LOL.yep,still reading  
you forgot to answer crappielooker's main question though 


> how did she fight?? like a wet rag


tell him that contrary to some beliefs,a saugeye that size on the end of your line,in no way resembles a wet dishrag.maybe a walleye,but definitely not a saugeye  
especially when you get it close.


----------



## Action (Apr 8, 2004)

Great fish ! I think I saw Cory and Lewis at Antrim bouncing Vibees off the bottom with a powerbait trailer attached.


----------



## TheKing (Apr 15, 2004)

Way to go. Now, was any luck involved?
And, on sponsorship, just what kind of beer were you drinking?

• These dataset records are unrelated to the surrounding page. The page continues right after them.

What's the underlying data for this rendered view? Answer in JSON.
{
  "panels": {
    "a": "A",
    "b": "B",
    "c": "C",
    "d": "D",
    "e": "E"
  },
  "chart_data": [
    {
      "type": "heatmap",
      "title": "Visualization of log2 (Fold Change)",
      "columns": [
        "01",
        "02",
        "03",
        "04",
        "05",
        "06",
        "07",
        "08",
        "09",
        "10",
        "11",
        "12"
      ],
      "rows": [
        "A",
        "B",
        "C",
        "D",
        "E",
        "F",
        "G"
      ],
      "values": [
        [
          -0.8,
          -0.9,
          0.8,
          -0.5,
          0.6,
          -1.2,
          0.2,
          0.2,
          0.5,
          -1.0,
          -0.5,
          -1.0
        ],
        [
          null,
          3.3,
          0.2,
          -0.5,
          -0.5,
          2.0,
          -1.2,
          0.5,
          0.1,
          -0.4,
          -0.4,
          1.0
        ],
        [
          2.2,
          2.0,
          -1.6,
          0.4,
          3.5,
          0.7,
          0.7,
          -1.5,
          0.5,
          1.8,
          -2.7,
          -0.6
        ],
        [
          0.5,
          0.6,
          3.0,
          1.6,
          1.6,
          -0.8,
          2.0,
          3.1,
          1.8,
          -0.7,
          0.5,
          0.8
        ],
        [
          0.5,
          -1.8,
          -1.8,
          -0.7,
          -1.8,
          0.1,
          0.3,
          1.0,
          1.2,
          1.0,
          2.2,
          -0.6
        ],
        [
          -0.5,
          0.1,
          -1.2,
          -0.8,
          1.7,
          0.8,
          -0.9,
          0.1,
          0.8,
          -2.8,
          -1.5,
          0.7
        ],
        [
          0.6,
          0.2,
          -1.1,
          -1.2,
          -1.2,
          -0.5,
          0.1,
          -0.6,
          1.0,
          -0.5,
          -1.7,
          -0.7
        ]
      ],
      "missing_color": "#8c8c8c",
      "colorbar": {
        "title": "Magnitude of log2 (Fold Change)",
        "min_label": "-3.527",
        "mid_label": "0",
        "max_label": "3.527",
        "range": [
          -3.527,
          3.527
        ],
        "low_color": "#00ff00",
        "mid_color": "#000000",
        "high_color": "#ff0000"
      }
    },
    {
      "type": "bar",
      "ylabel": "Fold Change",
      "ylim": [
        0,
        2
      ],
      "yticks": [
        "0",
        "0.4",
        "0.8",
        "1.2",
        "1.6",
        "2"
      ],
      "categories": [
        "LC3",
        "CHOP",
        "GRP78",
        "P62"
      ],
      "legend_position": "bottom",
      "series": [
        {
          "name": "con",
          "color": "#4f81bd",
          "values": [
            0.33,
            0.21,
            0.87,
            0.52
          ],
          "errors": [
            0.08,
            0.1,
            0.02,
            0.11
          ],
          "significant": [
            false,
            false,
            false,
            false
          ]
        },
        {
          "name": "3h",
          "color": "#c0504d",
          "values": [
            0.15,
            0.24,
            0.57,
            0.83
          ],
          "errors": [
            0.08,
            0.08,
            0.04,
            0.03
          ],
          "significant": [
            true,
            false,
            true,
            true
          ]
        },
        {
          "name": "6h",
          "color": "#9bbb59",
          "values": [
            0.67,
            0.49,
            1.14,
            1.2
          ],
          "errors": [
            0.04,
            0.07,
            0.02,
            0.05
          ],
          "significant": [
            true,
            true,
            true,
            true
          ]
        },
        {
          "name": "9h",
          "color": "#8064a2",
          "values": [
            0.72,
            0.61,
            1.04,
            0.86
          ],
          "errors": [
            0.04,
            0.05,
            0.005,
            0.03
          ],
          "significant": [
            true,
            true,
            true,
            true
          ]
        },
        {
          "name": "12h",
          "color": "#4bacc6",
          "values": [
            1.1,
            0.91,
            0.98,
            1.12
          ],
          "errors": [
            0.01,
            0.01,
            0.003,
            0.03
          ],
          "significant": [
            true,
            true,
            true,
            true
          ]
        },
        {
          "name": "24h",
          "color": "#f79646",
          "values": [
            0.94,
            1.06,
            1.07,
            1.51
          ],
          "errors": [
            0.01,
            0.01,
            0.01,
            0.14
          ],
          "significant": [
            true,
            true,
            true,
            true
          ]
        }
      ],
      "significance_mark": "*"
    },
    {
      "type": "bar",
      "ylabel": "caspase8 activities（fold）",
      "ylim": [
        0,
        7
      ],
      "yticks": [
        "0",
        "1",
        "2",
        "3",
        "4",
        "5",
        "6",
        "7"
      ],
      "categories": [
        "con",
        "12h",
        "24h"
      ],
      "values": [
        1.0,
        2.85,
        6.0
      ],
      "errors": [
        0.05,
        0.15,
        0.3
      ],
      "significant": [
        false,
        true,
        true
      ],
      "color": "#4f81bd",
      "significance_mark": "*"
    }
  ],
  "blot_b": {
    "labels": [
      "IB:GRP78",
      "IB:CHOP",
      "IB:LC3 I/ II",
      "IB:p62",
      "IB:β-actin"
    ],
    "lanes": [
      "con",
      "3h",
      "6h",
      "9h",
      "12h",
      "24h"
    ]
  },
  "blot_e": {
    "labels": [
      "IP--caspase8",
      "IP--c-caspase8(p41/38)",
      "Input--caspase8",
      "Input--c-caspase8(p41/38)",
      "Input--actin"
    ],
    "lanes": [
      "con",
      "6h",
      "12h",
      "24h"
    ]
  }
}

What record will you attempt to break next?


----------



## redone29 (Jun 12, 2004)

Congrats Recordbreaker! That fish is a real beauty. Outstanding catch.


----------



## Lewis (Apr 5, 2004)

Good one Action..


----------



## mrfishohio (Apr 5, 2004)

I resized & took out the red-eye (on the boy) and re-posted in the picture gallery for you.


----------



## truck (Apr 12, 2004)

congrats what a pig!!!!!!!!!!!!!!


----------



## recordbreaker (Dec 7, 2004)

I aint even going to lie, it was luck.But I will take it. I could tell it had some weight to it so I loosened my drag but it didnt put up much of a fight. Brian Bang called me recordbreaker in an earlier thread and I liked it so I kept it.It sounds a little to vain so I may change it to hillbilly .Because I are one. (WV) Two years removed. Someone asked me if I would try to break another record. And my answer to that would be , with every cast, flip and hook set. I think I may have broke the WVa black crappie record with 18.5 incher but I was young and dumb , and there was some alcohol involved. But man what some fillets.


----------



## mrfishohio (Apr 5, 2004)

> Shamano Stradic 2000 spooled with 6 Lb Stren/green
> St Croix Legend Elite--6.5 foot/medium action
> 6/0 Eagle Claw


 Glad it wasn't just a Zebco #33 combo  
Did you really use a 6/0 or do you mean a #6 hook ?
Also, are you having it mounted ?


----------



## recordbreaker (Dec 7, 2004)

I stand corrected. Yes we are planning to get a skin mount as well as a replica.


----------



## fishingredhawk (Apr 14, 2004)

I've been searching the web for records, and I am pretty sure that recordbreaker's fish is the second largest saugeye ever taken anywhere, only trailing the Montana fish.


----------



## Marshall (Apr 11, 2004)

Nice job, I know for a fact that there are big fish in that lake. I have caught 4 or 5 saugeye in the past 5 years from there while trying to catch a few bass. most have been around 4 to 5 lbs. In the past they have put some really small trout in there that im sure helped your saugeye grow to his large size. There is also a decent shad population in there too. Geat food source equals nice fish. Congratulations.


----------



## recordbreaker (Dec 7, 2004)

When I was leaving there with my fish there was an Asian man stopped me and told me that he had caught one in the spring 30 inches but took it home and eat it only to find out later that the current record was conciderably shorter.


----------



## Rainer Wolf (Apr 11, 2004)

congrads recordbreaker, welcome aboard


----------



## Live2Fish (Apr 7, 2004)

Recordbreaker - Do you work off 33 around 161? If so, I think I have talked to you a couple times in the past at Antrum.


----------



## recordbreaker (Dec 7, 2004)

No I am a brick mason so I work all over central Ohio. Right now I am working a few miles from dillon dam. Which by the way is some of the best crappie fishing Ive ever done. Four citation size in one day last week.


----------